Royal Caribbean has strong Norwegian roots, founded by three Norwegian shipowners and still partially owned by Anders and Gjert Wilhelmsen. It started running its relatively new Vision of the Seas on short cruises from Oslo a few years ago, and now it’s expanded its offering. 

The vessel sailed in for the first cruise of the season and will cater to Norwegians keen on testing the cruise waters to such destinations as Copenhagen, Amsterdam and ports like Tallinn in the Baltic. It’s an expanded program, with some cruises from Oslo lasting as long as nine days instead of the usual three or four days of recent years.

That will give some competition to the cruise ferries that already run year-round from Oslo to Denmark and Germany, but they’re on the brink of the traditionally busy summer season so don’t seem to fear excess capacity.

“Competition is healthy,” Helge Otto Mathiesen of Color Line told newspaper Aftenposten. “It’s exciting if this (Royal Caribbean’s offering) will open up peoples’ eyes to cruising, and then travel with us.”

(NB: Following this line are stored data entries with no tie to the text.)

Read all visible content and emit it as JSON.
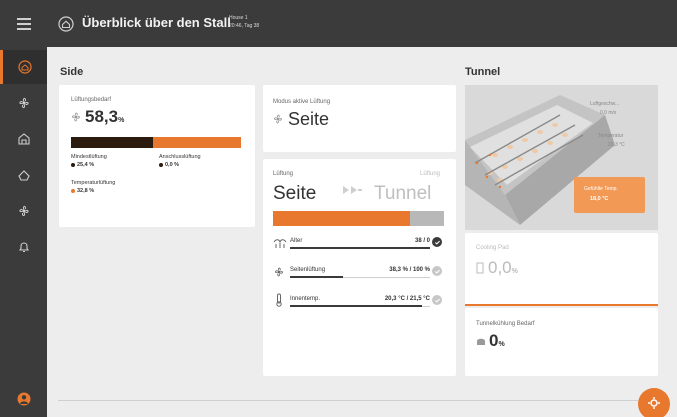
{
  "header": {
    "title": "Überblick über den Stall",
    "house_name": "House 1",
    "house_info": "20:46, Tag 38"
  },
  "sections": {
    "side": "Side",
    "tunnel": "Tunnel"
  },
  "ventilation_need": {
    "label": "Lüftungsbedarf",
    "value": "58,3",
    "unit": "%",
    "bar_dark_fraction": 0.48,
    "items": [
      {
        "label": "Mindestlüftung",
        "value": "25,4 %",
        "color": "#2b1a0e"
      },
      {
        "label": "Anschlusslüftung",
        "value": "0,0 %",
        "color": "#2b1a0e"
      },
      {
        "label": "Temperaturlüftung",
        "value": "32,8 %",
        "color": "#e8782d"
      }
    ]
  },
  "active_mode": {
    "label": "Modus aktive Lüftung",
    "value": "Seite"
  },
  "ventilation_switch": {
    "left_label": "Lüftung",
    "left_value": "Seite",
    "right_label": "Lüftung",
    "right_value": "Tunnel",
    "progress_fraction": 0.8,
    "rows": [
      {
        "icon": "age-icon",
        "label": "Alter",
        "value": "38 / 0",
        "fill": 1.0,
        "done": true
      },
      {
        "icon": "side-fan-icon",
        "label": "Seitenlüftung",
        "value": "38,3 % / 100 %",
        "fill": 0.38,
        "done": false
      },
      {
        "icon": "thermometer-icon",
        "label": "Innentemp.",
        "value": "20,3 °C / 21,5 °C",
        "fill": 0.94,
        "done": false
      }
    ]
  },
  "tunnel": {
    "info1_label": "Luftgeschw...",
    "info1_value": "0,0 m/s",
    "info2_label": "Temperatur",
    "info2_value": "20,3 °C",
    "badge_label": "Gefühlte Temp.",
    "badge_value": "18,0 °C"
  },
  "cooling": {
    "label": "Cooling Pad",
    "value": "0,0",
    "unit": "%"
  },
  "tunnel_need": {
    "label": "Tunnelkühlung Bedarf",
    "value": "0",
    "unit": "%"
  },
  "colors": {
    "accent": "#e8782d",
    "dark": "#3b3b3b",
    "bar_dark": "#2b1a0e"
  }
}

Color Line, which offers cruise-like cabins, gourmet restaurants and even spa treatments on board its Color Fantasy and Color Magic, also carries cars and trucks and reported strong earnings for last year. Both it and the cruise ferries serving Denmark, DFDS and Stena Line, also played an important role recently when volcanic clouds grounded the airlines and the vessels provided a needed transport link to the European continent.

Also turning up in Oslo last week was one of the Hurtigruten ships, which normally sail along Norway’s western and northern coast, between Kirkenes and Bergen. During the summer, there can be as many as three major cruiseships from all major lines in Oslo on any given day.